Universities Australia
- Predecessor: Australian Vice-Chancellors' Committee
- Formation: Sydney in May 1920
- Founded at: Sydney
- Type: tertiary education peak body
- Legal status: non-profit organisation
- Purpose: Peak body for universities
- Headquarters: Canberra, ACT
- Location: Canberra, ACT;
- Chief Executive Officer: Mr Luke Sheehy
- Chairperson: Professor David Lloyd
- Website: www.universitiesaustralia.edu.au

= Universities Australia =

Peak body for Australian University sector

Universities Australia (formerly the Australian Vice-Chancellors' Committee) is an organisation founded in Sydney in May 1920, which attempts to advance higher education through voluntary, cooperative and coordinated action. After being based for a time in both Sydney and Melbourne, its offices relocated to Canberra in 1966. It is a private company whose members are Australia's 39 universities. The universities are represented by their vice-chancellors.

The current chair of Universities Australia is University of South Australia Vice-Chancellor and President, Professor David Lloyd. Its CEO is Mr Luke Sheehy.

==Transition from the AVCC==
In September 2006, the AVCC announced an overhaul of the organization following a review by consultant David Phillips, Director of PhillipsKPA. The AVCC was to change its name to Universities Australia and restructure to become a peak industry body. All universities were to be eligible for membership of Universities Australia, and would be represented by the CEOs.
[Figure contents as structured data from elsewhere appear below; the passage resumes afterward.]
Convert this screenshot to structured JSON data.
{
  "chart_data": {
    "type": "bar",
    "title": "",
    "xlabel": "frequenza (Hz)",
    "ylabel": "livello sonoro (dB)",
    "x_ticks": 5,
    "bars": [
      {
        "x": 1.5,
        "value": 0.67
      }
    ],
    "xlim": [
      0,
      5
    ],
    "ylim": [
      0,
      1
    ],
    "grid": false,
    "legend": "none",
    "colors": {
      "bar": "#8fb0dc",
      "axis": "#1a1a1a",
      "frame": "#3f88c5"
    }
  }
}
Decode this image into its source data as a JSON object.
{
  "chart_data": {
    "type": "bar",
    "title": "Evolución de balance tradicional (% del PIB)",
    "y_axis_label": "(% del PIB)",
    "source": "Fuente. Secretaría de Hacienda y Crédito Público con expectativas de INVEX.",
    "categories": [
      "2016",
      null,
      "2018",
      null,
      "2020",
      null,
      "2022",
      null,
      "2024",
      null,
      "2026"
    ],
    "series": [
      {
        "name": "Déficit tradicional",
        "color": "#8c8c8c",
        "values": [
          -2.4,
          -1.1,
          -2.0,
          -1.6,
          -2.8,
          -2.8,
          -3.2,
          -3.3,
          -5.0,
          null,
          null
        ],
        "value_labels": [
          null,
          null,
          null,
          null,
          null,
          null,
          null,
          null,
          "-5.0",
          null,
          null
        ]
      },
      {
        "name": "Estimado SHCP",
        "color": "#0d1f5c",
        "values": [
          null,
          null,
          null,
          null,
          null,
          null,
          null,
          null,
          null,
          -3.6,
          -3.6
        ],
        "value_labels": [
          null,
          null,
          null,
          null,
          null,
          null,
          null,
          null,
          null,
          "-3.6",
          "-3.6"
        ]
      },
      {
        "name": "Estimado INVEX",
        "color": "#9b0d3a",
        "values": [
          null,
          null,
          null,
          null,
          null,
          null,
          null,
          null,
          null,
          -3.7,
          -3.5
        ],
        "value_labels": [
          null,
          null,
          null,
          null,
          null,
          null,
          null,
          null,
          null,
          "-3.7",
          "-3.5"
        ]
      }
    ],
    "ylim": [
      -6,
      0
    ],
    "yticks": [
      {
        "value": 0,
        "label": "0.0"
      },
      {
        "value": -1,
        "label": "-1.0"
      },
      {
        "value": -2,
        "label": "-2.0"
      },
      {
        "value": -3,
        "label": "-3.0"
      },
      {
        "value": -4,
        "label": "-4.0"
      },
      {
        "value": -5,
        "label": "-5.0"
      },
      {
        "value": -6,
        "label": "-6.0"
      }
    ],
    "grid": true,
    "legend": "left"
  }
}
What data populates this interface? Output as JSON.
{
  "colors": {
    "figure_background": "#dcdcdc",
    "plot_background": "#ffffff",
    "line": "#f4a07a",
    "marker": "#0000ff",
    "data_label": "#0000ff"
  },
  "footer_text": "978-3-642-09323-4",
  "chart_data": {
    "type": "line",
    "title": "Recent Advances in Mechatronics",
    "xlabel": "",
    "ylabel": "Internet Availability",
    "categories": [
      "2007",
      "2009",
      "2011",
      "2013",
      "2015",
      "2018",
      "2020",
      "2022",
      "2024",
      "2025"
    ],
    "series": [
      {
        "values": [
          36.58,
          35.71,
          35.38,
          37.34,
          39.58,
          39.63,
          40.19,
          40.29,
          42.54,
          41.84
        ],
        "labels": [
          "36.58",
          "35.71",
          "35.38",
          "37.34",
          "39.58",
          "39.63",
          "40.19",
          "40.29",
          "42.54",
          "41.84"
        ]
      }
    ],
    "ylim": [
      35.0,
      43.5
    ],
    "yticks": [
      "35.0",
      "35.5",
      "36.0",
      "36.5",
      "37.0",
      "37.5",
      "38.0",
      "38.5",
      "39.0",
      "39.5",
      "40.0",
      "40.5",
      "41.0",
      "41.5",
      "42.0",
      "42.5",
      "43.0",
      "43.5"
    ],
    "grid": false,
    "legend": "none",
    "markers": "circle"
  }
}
In October, the committee decided the current President, Deputy President and Board of Directors would leave their current positions by June 2007, and the CEO would leave the position on 31 December 2006.

==Objectives==
Universities Australia is non-partisan and exists exclusively for educational purposes. Its continuing aim is to serve the best interests of the universities, and through them, the nation. According to its website, its aims are to
- advance and promote the benefits of Australian Universities to the nation;
- support Australian Universities in the performance of their roles;
- develop policy positions on higher education matters through discussing higher education issues including teaching, research and research training;
- advance internationalisation of Australian Universities;
- provide information for and about Australian Universities;
- provide services and programs to Australian Universities including the negotiation of common purchasing arrangements;
- promote the welfare of students, staff and graduates of Australian Universities;
- facilitate opportunities for Australian Universities (in particular, their students, staff and graduates) to develop their knowledge and skills;
- study the problems and needs of Australian Universities and their relations with other education institutions, organisations and the community and to encourage and sponsor their study; and
- assist in the further development of Australian Universities.

Universities Australia has representatives, or nominated people, on some 67 external national and international bodies of importance to higher education. These include the Prime Minister’s Science, Engineering and Innovation Council, the Association of Commonwealth Universities Council, the Australian Qualifications Framework Advisory Board, the Research Quality Framework Development Advisory Group, the Australian Medical Council, and the National Cultural Heritage Advisory Committee.

Universities Australia represents (and is funded by contributions from) 38 of Australia's 39 universities.

== Higher Ed Services ==
Higher Ed Services (HES) is a not-for-profit, professional services company owned by Universities Australia. It specialises in the provision of management services for collaborative development projects for the universities in Australia.

The business consultants of HES collaborate with collaborative groups in developing common strategies to address the business challenges facing the sector. It designs innovative business and contractual models to realise the outcomes required, capitalising on the opportunities initiated by collaborating universities.

==AARNet==

While an activity of the AVCC, AARNet built the Internet in Australia. AARNet was established under the AVCC in 1989. The AVCC sold AARNet1 as a going concern to Telstra, then Telecom Australia, in 1995. AARNet Pty Ltd was established as a separate company from AVCC in 1998.